The foursome travel abroad every year or two to shoot the architecture of European capitals. Back home, they mount joint exhibitions, publish books and win critical acclaim. The four “retirees” are Leslie Hossack (school principal), Patricia Wallace (hospital administrator), Abigail Gossage (businesswoman) and Barbara Bolton (corporate librarian). Below, Hossack discusses the group.

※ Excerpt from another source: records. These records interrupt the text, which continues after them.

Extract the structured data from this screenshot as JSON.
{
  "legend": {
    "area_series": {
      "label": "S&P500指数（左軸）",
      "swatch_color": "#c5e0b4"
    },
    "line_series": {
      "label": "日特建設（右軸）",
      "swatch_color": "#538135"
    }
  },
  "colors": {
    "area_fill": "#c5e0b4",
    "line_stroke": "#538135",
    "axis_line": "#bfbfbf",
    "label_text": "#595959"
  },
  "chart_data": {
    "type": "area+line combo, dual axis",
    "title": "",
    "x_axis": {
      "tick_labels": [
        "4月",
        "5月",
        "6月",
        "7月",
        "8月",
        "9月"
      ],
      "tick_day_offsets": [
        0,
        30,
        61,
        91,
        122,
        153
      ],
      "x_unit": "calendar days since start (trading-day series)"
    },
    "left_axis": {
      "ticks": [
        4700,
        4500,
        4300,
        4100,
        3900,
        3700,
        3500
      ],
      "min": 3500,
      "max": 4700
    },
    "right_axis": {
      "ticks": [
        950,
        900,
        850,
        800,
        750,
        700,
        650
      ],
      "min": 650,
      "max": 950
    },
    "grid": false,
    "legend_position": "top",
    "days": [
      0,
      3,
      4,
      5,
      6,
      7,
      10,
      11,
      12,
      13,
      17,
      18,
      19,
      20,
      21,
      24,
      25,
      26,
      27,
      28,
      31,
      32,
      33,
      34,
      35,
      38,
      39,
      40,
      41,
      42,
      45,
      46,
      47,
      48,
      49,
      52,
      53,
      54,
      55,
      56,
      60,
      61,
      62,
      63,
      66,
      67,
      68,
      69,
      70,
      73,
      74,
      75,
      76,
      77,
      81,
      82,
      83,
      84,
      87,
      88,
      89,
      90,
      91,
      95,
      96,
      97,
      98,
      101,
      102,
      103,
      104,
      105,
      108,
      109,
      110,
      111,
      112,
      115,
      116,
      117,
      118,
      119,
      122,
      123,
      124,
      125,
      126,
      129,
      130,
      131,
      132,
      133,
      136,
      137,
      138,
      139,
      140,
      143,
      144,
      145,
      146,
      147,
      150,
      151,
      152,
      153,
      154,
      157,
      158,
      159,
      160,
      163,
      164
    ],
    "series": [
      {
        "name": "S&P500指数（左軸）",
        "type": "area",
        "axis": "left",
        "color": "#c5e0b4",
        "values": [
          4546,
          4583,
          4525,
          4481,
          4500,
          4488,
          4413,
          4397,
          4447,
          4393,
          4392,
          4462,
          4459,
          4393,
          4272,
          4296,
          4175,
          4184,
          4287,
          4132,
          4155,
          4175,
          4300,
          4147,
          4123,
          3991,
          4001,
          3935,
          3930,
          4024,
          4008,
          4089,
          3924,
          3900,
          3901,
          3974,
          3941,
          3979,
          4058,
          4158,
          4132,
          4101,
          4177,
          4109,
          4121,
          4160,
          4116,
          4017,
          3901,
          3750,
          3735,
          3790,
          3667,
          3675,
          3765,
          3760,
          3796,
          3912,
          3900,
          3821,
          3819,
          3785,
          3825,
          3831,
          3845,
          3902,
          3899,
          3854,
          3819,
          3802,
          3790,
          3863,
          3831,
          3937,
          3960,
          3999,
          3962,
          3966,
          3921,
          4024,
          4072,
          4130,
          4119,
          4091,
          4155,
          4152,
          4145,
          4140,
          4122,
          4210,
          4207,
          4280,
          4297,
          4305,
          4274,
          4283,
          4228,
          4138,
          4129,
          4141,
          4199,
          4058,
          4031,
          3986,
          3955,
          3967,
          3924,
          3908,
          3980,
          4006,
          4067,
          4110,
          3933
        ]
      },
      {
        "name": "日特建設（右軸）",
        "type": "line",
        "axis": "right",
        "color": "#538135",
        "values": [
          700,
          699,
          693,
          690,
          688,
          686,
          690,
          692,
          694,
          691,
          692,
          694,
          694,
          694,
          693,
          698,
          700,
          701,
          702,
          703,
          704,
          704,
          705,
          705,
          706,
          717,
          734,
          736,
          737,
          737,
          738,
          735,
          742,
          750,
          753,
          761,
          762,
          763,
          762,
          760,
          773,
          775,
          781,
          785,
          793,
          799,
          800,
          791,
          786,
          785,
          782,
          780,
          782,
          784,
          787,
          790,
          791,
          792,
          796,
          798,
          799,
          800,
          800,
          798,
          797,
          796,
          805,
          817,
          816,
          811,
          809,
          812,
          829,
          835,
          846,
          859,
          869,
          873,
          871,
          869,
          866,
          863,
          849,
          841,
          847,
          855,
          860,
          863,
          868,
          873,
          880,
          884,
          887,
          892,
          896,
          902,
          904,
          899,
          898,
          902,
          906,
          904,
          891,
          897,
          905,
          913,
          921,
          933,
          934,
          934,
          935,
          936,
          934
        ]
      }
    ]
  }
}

Is photography a second career or a hobby?
“It’s well beyond the hobby stage. It’s very deliberate. It is very focussed on continual improvement. When something captures my interest, I just get absorbed into it and I think one reason Studio 255 works is we’re all the same in that regard. We’ve become absorbed in something, fascinated by something and we just love keeping at it.”
Why the focus on photographs of architecture?
“I’m fascinated by the historic events the architecture witnessed, whether it’s Stalinist Moscow or Nazi Berlin.”
How does the group choose a city to photograph?
“We get together; we have meetings over coffee or over dinner and one of the items we will talk about is where next to go. It takes several weeks or months. Some cities put on the table initially and rejected come back onto the table six months later and we say ‘That is the one.’ When we get consensus – ‘OK, it’s Vienna for 2016’ – then energy is released and everybody’s just so excited about what they individually will do in Vienna.”

What is a typical day like for you abroad?
“We stay in the same hotel but we don’t meet for breakfast. Each of us goes off, gear in a backpack slung over a shoulder and camera in hand. Each of us shoots all day long. Essentially we’re all back at the hotel by 5 p.m. or 6 p.m. Each of us download the photographs onto computers. Around 6 p.m or 6:30 p.m., we meet in one of the hotel rooms with a bottle of wine and we talk about our day. Then we go for supper in a nearby little restaurant and talk about our day again and what we’re doing the next day.”

What will you shoot on your first day in Vienna?
“I will be starting my photographic exploration of Sigmund Freud’s pre-war Vienna at Berggasse 19, the location where he lived and worked for almost 47 years before fleeing the Nazis in 1938 and settling in London. (Wallace says she will begin by shooting the 17th century Leopoldine Wing of the baroque Hofburg Palace. Bolton and Gossage will first go exploring.)

What do you love about photography?
“I love the way it combines everything I am so passionate about. It allows me to be creative. Photography is a medium that is very well suited to dealing with complex issues. I am fascinated by the conflicted monumental events of the mid-20th century. I love history. I love research. I love writing. Most of all, I love photography. It allows me to combine all these things.”

Studio 255 will have an exhibition of the Vienna photographs Oct. 13 to Nov. 23 at Exposure Gallery, 1255 Wellington St. W.